The literature review has revealed limited information and reports that describe similar presentations and close histologic findings in the setting of illicit drugs use such as ecstasy or a large amount of alcohol consumption. Our patient denied both. We suspect an immunologically mediated process which caused endothelial injury. This injury may have been compounded by hypercoagulability, or abnormal blood flow possibly due to dehydration, could have potentially triggered those microthrombi. Additionally, NSAIDs may have also affected the intrarenal blood flow and contributed to this presentation. Redfern A et al., describes a case series on similar unexplained pathologic finding of renal arcuate venous microthrombi with associated localized inflammatory response. In case series of 6 patients, all of them reported to have consumed alcohol and notably 4 out of 6 patients were either using NSAID or Acetaminophen for pain. Hematuria and proteinuria along with negative immunology screen was reported [11]. The other striking features are the presence of flank pain as a presenting complaint and demographically young patients [11-13]. Most often patients have had successful renal recovery with conservative management however there have been reports where temporary dialysis has been necessary [11,14]. The possibility of post-infectious glomerulonephritis was entertained but he had normal C3 and negative cultures. Anti-streptolysin O titer was normal. 

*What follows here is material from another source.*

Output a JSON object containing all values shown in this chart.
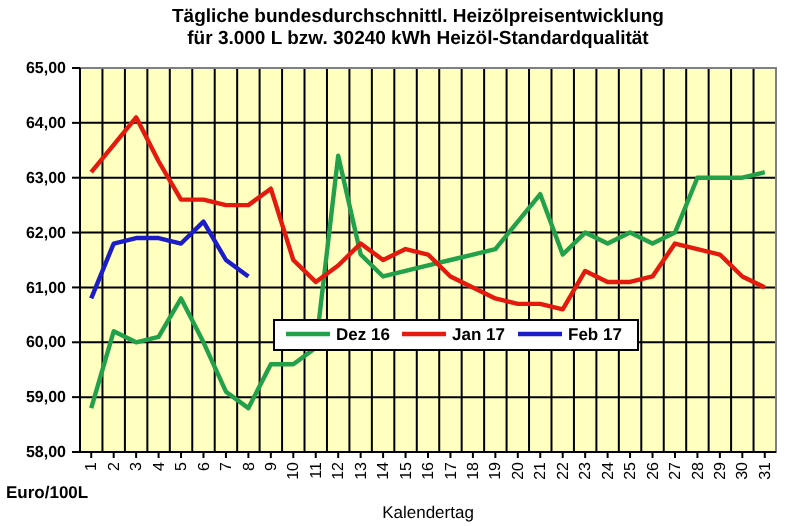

The above are speculations, and the exact cause of this AKI remains uncertain. The first mechanism of Acute Kidney Injury (AKI) from NSAIDs is due to reduced renal plasma flow caused by a decrease in prostaglandins, which regulate vasodilation at the glomerular level. NSAIDs disrupt the compensatory vasodilation response of renal prostaglandins to vasoconstrictor hormones released by the body [15]. Inhibition of renal prostaglandins results in acute deterioration of renal function after ingestion of NSAIDs. The second mechanism of AKI is acute interstitial nephritis (AIN), which is characterized by the presence of an inflammatory cell infiltrate in the interstitium of the kidney. AIN is caused by an immunological reaction after NSAID exposure of about a week [16]. AIN is now recognized as a major cause of drug induced AKI and accounts for about 15% of all patients with unexplained AKI [17]. As an entity, AIN due to NSAIDs is under recognized as well. In our patient the biopsy did not show evidence of AIN and there was absence of widespread Acute Tubular Necrosis (ATN) as well Increased awareness of such presentation and further identification of similar cases may help clarify this entity and explain its etiology and pathophysiology.